#full sample space of possible theta values
thetas <- seq(.1, 5, by = .1)
y <- 36
theta_prob <- .2
#calculate the sum of joint probabilities for the denominator
sum <- 0
for(i in 1:length(thetas)){
sum = sum + dpois(y, 20 *thetas[i]) * theta_prob
}
y_marginal <- sum
posterior1 <- c()
for(i in 1:length(thetas)){
new_post <- (dpois(y, 20 * thetas[i])*theta_prob)/
y_marginal
posterior1 <- c(posterior1, new_post)
}
# I used a line plot because it looked a bit nicer, but it is important to note
# that we were given discrete values of theta
plot(thetas, posterior1, main = "P(theta | Y = 36); n = 20", xlab = "Theta", ylab = "Posterior probability", type = "l")
ev <- thetas*posterior1
sum(ev)
## [1] 1.85
plot(thetas, posterior1, main = "P(theta | Y = 36)", xlab = "Theta", ylab = "Posterior probability", type = "l")
abline(v = sum(ev), col = "red")
The posterior mean of theta is 1.85.
data <- data.frame(thetas, posterior1)
cdf <- function(data, percentile){
lower = 0
for(i in 1:nrow(data)){
sum <- sum(data[1:i, 2])
if(sum >= percentile){
bound <- data[i,1]
break()
}
}
bound
}
lower <- cdf(data, .025)
lower
## [1] 1.3
upper <- cdf(data, .975)
upper
## [1] 2.5
So the 95 percent confidence interval for the posterior mean is (1.3, 2.5).
This time, n = 40 and y = 72. I essentially copied and pasted the code from before, but changed the neccesary values.
thetas <- seq(.1, 5, by = .1)
y <- 72
theta_prob <- .2
n <- 40
#calculate the sum of joint probabilities for the denominator
sum <- 0
for(i in 1:length(thetas)){
sum = sum + dpois(y, n *thetas[i]) * theta_prob
}
y_marginal <- sum
posterior2 <- c()
for(i in 1:length(thetas)){
new_post <- (dpois(y, n * thetas[i])*theta_prob)/
y_marginal
posterior2 <- c(posterior2, new_post)
}
# I used a line plot because it looked a bit nicer, but it is important to note
# that we were given discrete values of theta
plot(thetas, posterior2, main = "P(theta | Y = 72); n = 40", xlab = "Theta", ylab = "Posterior probability", type = "l")
Here are both distributions graphed on the same coordinate system.
plot(thetas, posterior1, main = "Probability plot comparison", xlab = "Theta", ylab = "Posterior probability", type = "l", col = "blue", ylim = c(0, .20))

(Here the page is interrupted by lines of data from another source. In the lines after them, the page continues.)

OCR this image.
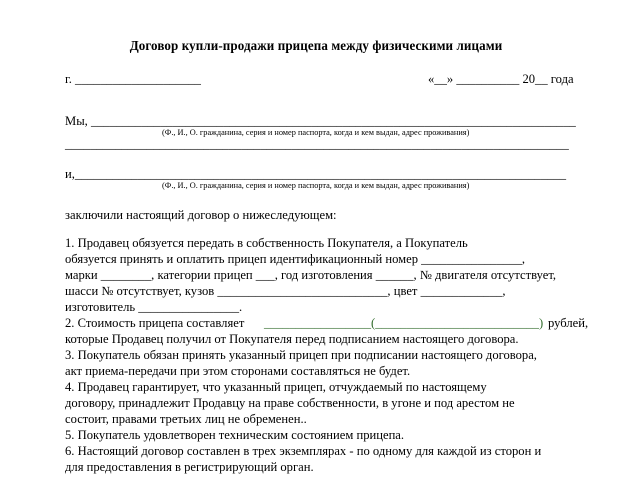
Договор купли-продажи прицепа между физическими лицами
г. ____________________	«__» __________ 20__ года
Мы, _____________________________________________________________________________
(Ф., И., О. гражданина, серия и номер паспорта, когда и кем выдан, адрес проживания)
________________________________________________________________________________
и,______________________________________________________________________________
(Ф., И., О. гражданина, серия и номер паспорта, когда и кем выдан, адрес проживания)
заключили настоящий договор о нижеследующем:
1. Продавец обязуется передать в собственность Покупателя, а Покупатель
обязуется принять и оплатить прицеп идентификационный номер ________________,
марки ________, категории прицеп ___, год изготовления ______, № двигателя отсутствует,
шасси № отсутствует, кузов ___________________________, цвет _____________,
изготовитель ________________.
2. Стоимость прицепа составляет _________________(__________________________) рублей,
которые Продавец получил от Покупателя перед подписанием настоящего договора.
3. Покупатель обязан принять указанный прицеп при подписании настоящего договора,
акт приема-передачи при этом сторонами составляться не будет.
4. Продавец гарантирует, что указанный прицеп, отчуждаемый по настоящему
договору, принадлежит Продавцу на праве собственности, в угоне и под арестом не
состоит, правами третьих лиц не обременен..
5. Покупатель удовлетворен техническим состоянием прицепа.
6. Настоящий договор составлен в трех экземплярах - по одному для каждой из сторон и
для предоставления в регистрирующий орган.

lines(thetas, posterior2, col = "red")
legend(x = "topright", legend = c("Y = 36, n = 20", "Y = 72, n = 40"), col = c("blue", "red"), lty = 1)
Although the modes for both distributions are around the same theta value, the distribution with a higher sample size is much narrower with a higher peak. That is to say the distribution with a higher sample size is more precise in predicting the value of theta. This makes sense since Y and n are both doubled, so each observed nest is still averaging 1.8 eggs in both cases, the only difference being the larger sample size in the second plot.